IMAGE: Jacek Dudzinski - 123RFVladimir Putin aprueba dos leyes que prohiben el uso de servicios de proxy y de redes privadas virtuales (VPN) en Rusia, siguiendo el ejemplo de China, que ha anunciado su bloqueo a partir de febrero del año que viene, requiriendo tanto a los operadores como a las tiendas de aplicaciones que impidan su utilización.

Apple, de hecho, ha recibido fuertes críticas por capitular ante las autoridades chinas y retirar las más de sesenta herramientas que miles de usuarios particulares y negocios utilizan diariamente para acceder a páginas que el enorme dispositivo de censura chino convierte en inaccesibles, en muchas ocasiones con criterios completamente arbitrarios o por simples errores administrativos.

Este tipo de medidas restrictivas comienzan a separar claramente el mundo en dos mitades: la de los ciudadanos que viven en países que reconocen su libertad para acceder a información libremente y sin ser fiscalizados ni espiados, y el de aquellos que residen en países que cercenan esta libertad, prohiben las herramientas utilizadas para asegurar la privacidad de una conexión, y consideran que el estado debe tener derecho a espiar todo aquello que hagan en la red.

Una VPN es una herramienta multifuncional y de propósito general: muchos de sus usuarios, entre los que me incluyo, las utilizan simplemente para asegurar la seguridad de una conexión cuando se encuentran en una red de uso compartido, o con motivos plenamente justificables, como su uso académico. Obviamente, una VPN puede también ser utilizada para muchas otras cosas, pero del mismo modo que un simple cuchillo puede ser utilizado para cortar el pan o para matar a alguien. Prohibir las VPN no es una manera de proteger a la población impidiendo una supuesta actividad terrorista, sino una forma de asegurarse que resulta algo más difícil escapar a la monitorización gubernamental.

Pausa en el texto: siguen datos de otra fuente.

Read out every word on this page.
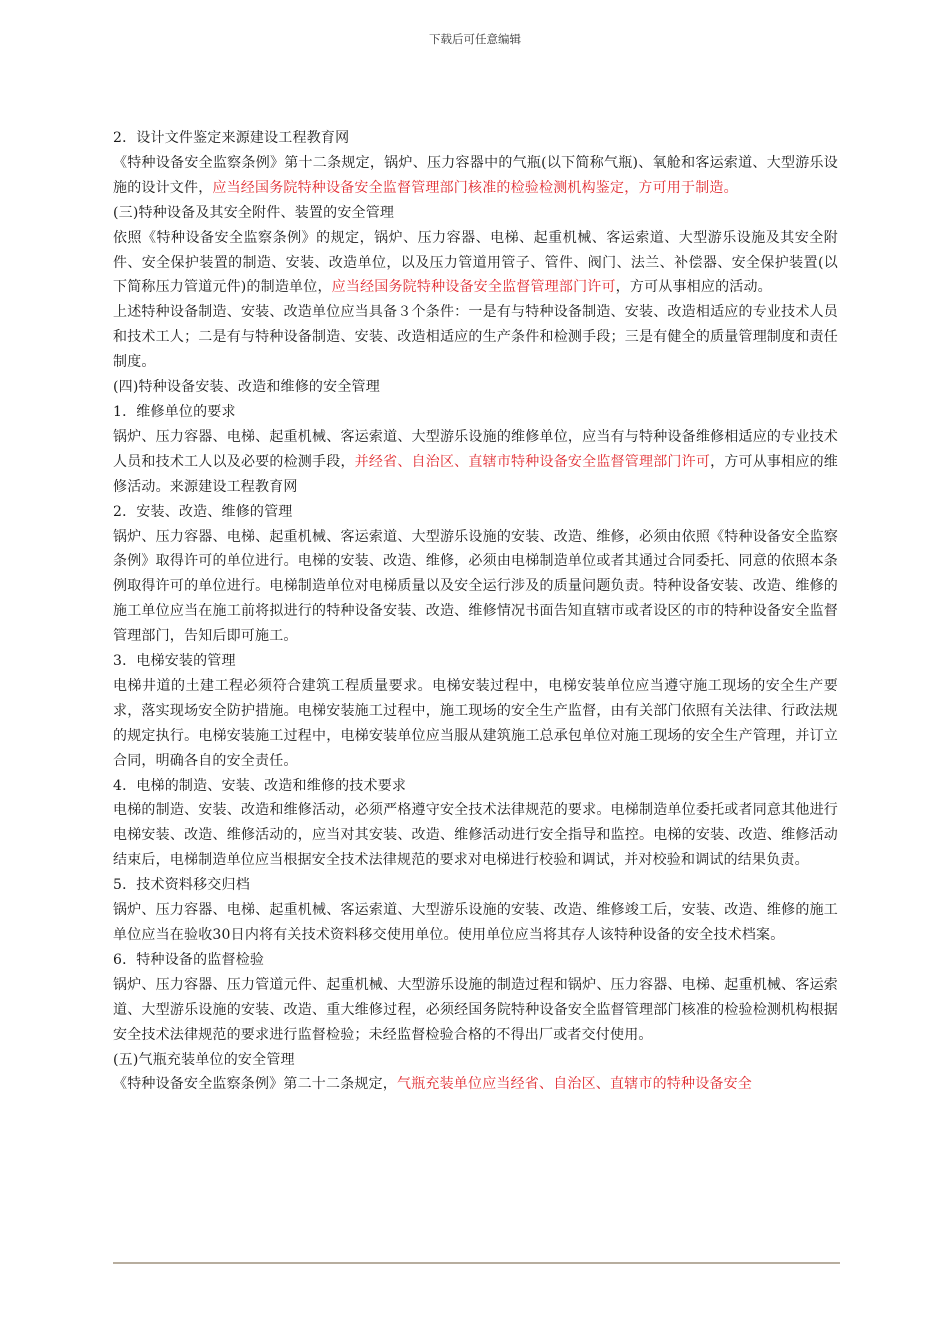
下载后可任意编辑

2．设计文件鉴定来源建设工程教育网

《特种设备安全监察条例》第十二条规定，锅炉、压力容器中的气瓶(以下简称气瓶)、氧舱和客运索道、大型游乐设施的设计文件，应当经国务院特种设备安全监督管理部门核准的检验检测机构鉴定，方可用于制造。

(三)特种设备及其安全附件、装置的安全管理

依照《特种设备安全监察条例》的规定，锅炉、压力容器、电梯、起重机械、客运索道、大型游乐设施及其安全附件、安全保护装置的制造、安装、改造单位，以及压力管道用管子、管件、阀门、法兰、补偿器、安全保护装置(以下简称压力管道元件)的制造单位，应当经国务院特种设备安全监督管理部门许可，方可从事相应的活动。

上述特种设备制造、安装、改造单位应当具备３个条件：一是有与特种设备制造、安装、改造相适应的专业技术人员和技术工人；二是有与特种设备制造、安装、改造相适应的生产条件和检测手段；三是有健全的质量管理制度和责任制度。

(四)特种设备安装、改造和维修的安全管理

1．维修单位的要求

锅炉、压力容器、电梯、起重机械、客运索道、大型游乐设施的维修单位，应当有与特种设备维修相适应的专业技术人员和技术工人以及必要的检测手段，并经省、自治区、直辖市特种设备安全监督管理部门许可，方可从事相应的维修活动。来源建设工程教育网

2．安装、改造、维修的管理

锅炉、压力容器、电梯、起重机械、客运索道、大型游乐设施的安装、改造、维修，必须由依照《特种设备安全监察条例》取得许可的单位进行。电梯的安装、改造、维修，必须由电梯制造单位或者其通过合同委托、同意的依照本条例取得许可的单位进行。电梯制造单位对电梯质量以及安全运行涉及的质量问题负责。特种设备安装、改造、维修的施工单位应当在施工前将拟进行的特种设备安装、改造、维修情况书面告知直辖市或者设区的市的特种设备安全监督管理部门，告知后即可施工。

3．电梯安装的管理

电梯井道的土建工程必须符合建筑工程质量要求。电梯安装过程中，电梯安装单位应当遵守施工现场的安全生产要求，落实现场安全防护措施。电梯安装施工过程中，施工现场的安全生产监督，由有关部门依照有关法律、行政法规的规定执行。电梯安装施工过程中，电梯安装单位应当服从建筑施工总承包单位对施工现场的安全生产管理，并订立合同，明确各自的安全责任。

4．电梯的制造、安装、改造和维修的技术要求

电梯的制造、安装、改造和维修活动，必须严格遵守安全技术法律规范的要求。电梯制造单位委托或者同意其他进行电梯安装、改造、维修活动的，应当对其安装、改造、维修活动进行安全指导和监控。电梯的安装、改造、维修活动结束后，电梯制造单位应当根据安全技术法律规范的要求对电梯进行校验和调试，并对校验和调试的结果负责。

5．技术资料移交归档

锅炉、压力容器、电梯、起重机械、客运索道、大型游乐设施的安装、改造、维修竣工后，安装、改造、维修的施工单位应当在验收30日内将有关技术资料移交使用单位。使用单位应当将其存人该特种设备的安全技术档案。

6．特种设备的监督检验

锅炉、压力容器、压力管道元件、起重机械、大型游乐设施的制造过程和锅炉、压力容器、电梯、起重机械、客运索道、大型游乐设施的安装、改造、重大维修过程，必须经国务院特种设备安全监督管理部门核准的检验检测机构根据安全技术法律规范的要求进行监督检验；未经监督检验合格的不得出厂或者交付使用。

(五)气瓶充装单位的安全管理

《特种设备安全监察条例》第二十二条规定，气瓶充装单位应当经省、自治区、直辖市的特种设备安全
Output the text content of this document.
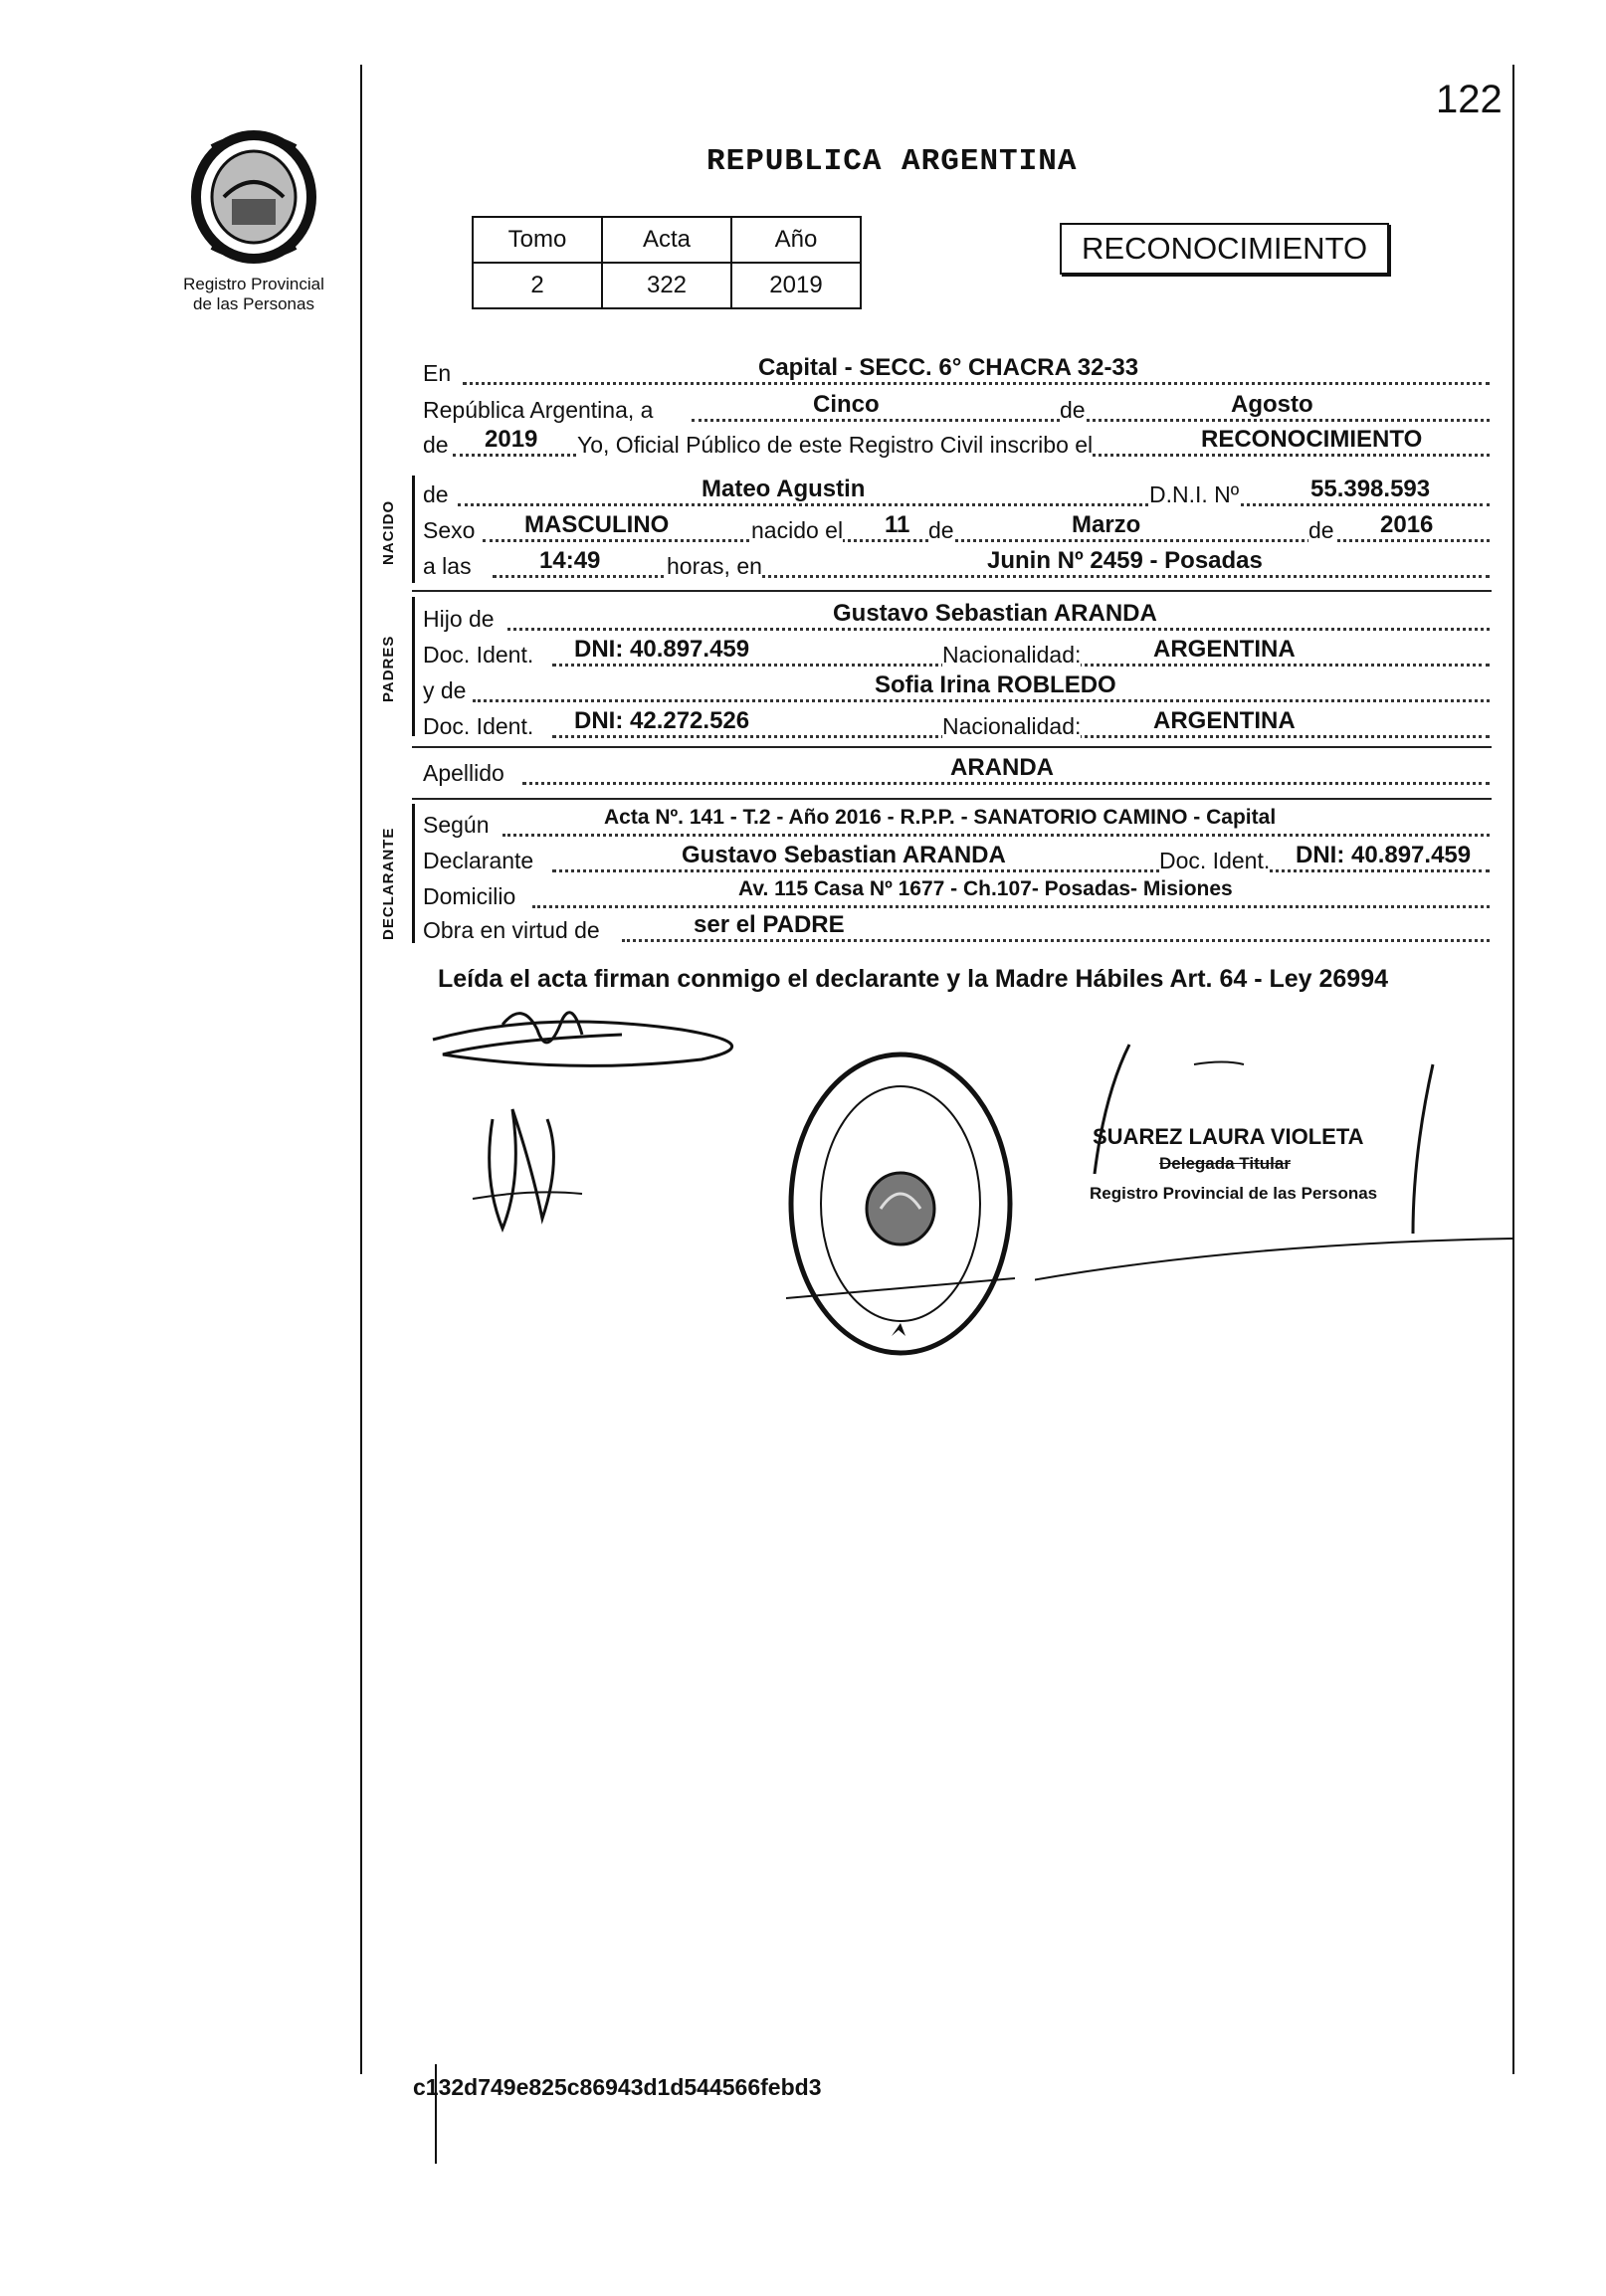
122
Registro Provincial
de las Personas
REPUBLICA ARGENTINA
Tomo	Acta	Año
2	322	2019
RECONOCIMIENTO
En	Capital - SECC. 6° CHACRA 32-33
República Argentina, a	Cinco	de	Agosto
de 2019 Yo, Oficial Público de este Registro Civil inscribo el	RECONOCIMIENTO
NACIDO
de	Mateo Agustin	D.N.I. Nº	55.398.593
Sexo MASCULINO	nacido el 11 de	Marzo	de 2016
a las	14:49	horas, en	Junin Nº 2459 - Posadas
PADRES
Hijo de	Gustavo Sebastian ARANDA
Doc. Ident. DNI: 40.897.459	Nacionalidad:	ARGENTINA
y de	Sofia Irina ROBLEDO
Doc. Ident. DNI: 42.272.526	Nacionalidad:	ARGENTINA
Apellido	ARANDA
DECLARANTE
Según	Acta Nº. 141 - T.2 - Año 2016 - R.P.P. - SANATORIO CAMINO - Capital
Declarante	Gustavo Sebastian ARANDA	Doc. Ident. DNI: 40.897.459
Domicilio	Av. 115 Casa Nº 1677 - Ch.107- Posadas- Misiones
Obra en virtud de	ser el PADRE
Leída el acta firman conmigo el declarante y la Madre Hábiles Art. 64 - Ley 26994
SUAREZ LAURA VIOLETA
Delegada Titular
Registro Provincial de las Personas
c132d749e825c86943d1d544566febd3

Más allá de su motivación política, el sistema de censura ha permitido a China construir una internet a su medida enormemente próspera, al eliminar la posibilidad de que sus ciudadanos accedan a numerosos servicios en otros países, que en su momento fueron imitados por competidores locales que cumplían con las normas impuestas por su gobierno y pudieron convertirse en la alternativa disponible. Una sistema de autarquía en la red que ha posibilitado que el gigante asiático sea actualmente el mayor mercado en internet del mundo, más de setecientos millones de usuarios que suponen el 21% de la población conectada mundial, y con herramientas construidas completamente a partir de los modelos que veían funcionar en otros países, siguiendo un modelo de micro-innovación.

Existen muy pocas dudas acerca del buen funcionamiento de esta estrategia: China es ahora mismo una potencia en la red, posee herramientas de desarrollo interno con enormes bases de usuarios que han evolucionado para hacerse muy competitivas, como es el caso de WeChat, y que permiten al gobierno mantener sus estándares de vigilancia de la población y llevan a algunos incluso a inventarse nuevos idiomas. Por otro lado, resulta evidente que esa supuesta ventaja se ha construido sobre unos principios de restricción de las libertades individuales completamente incompatibles con los derechos humanos o con un mínimo umbral de calidad democrática. Países con regímenes no democráticos como China o Rusia pugnan por cerrar todo posible agujero que permita a sus ciudadanos escapar a su control, con las VPN convertidas en la representación de esa penúltima vía de escape, mientras otros como Corea del Norte, por falta de dimensión, se convierten en parodias con una internet reducida a veintiocho páginas web a las que únicamente acceden unos pocos. Pero para gigantes como China o Rusia, una estrategia de censura de la red permite generar campeones locales y acceder a las comodidades de una vida razonablemente moderna, sin los inconvenientes de una población capaz de acceder a influencias que podrían debilitar sus regímenes, un modelo que ha sido denominado como splinternet.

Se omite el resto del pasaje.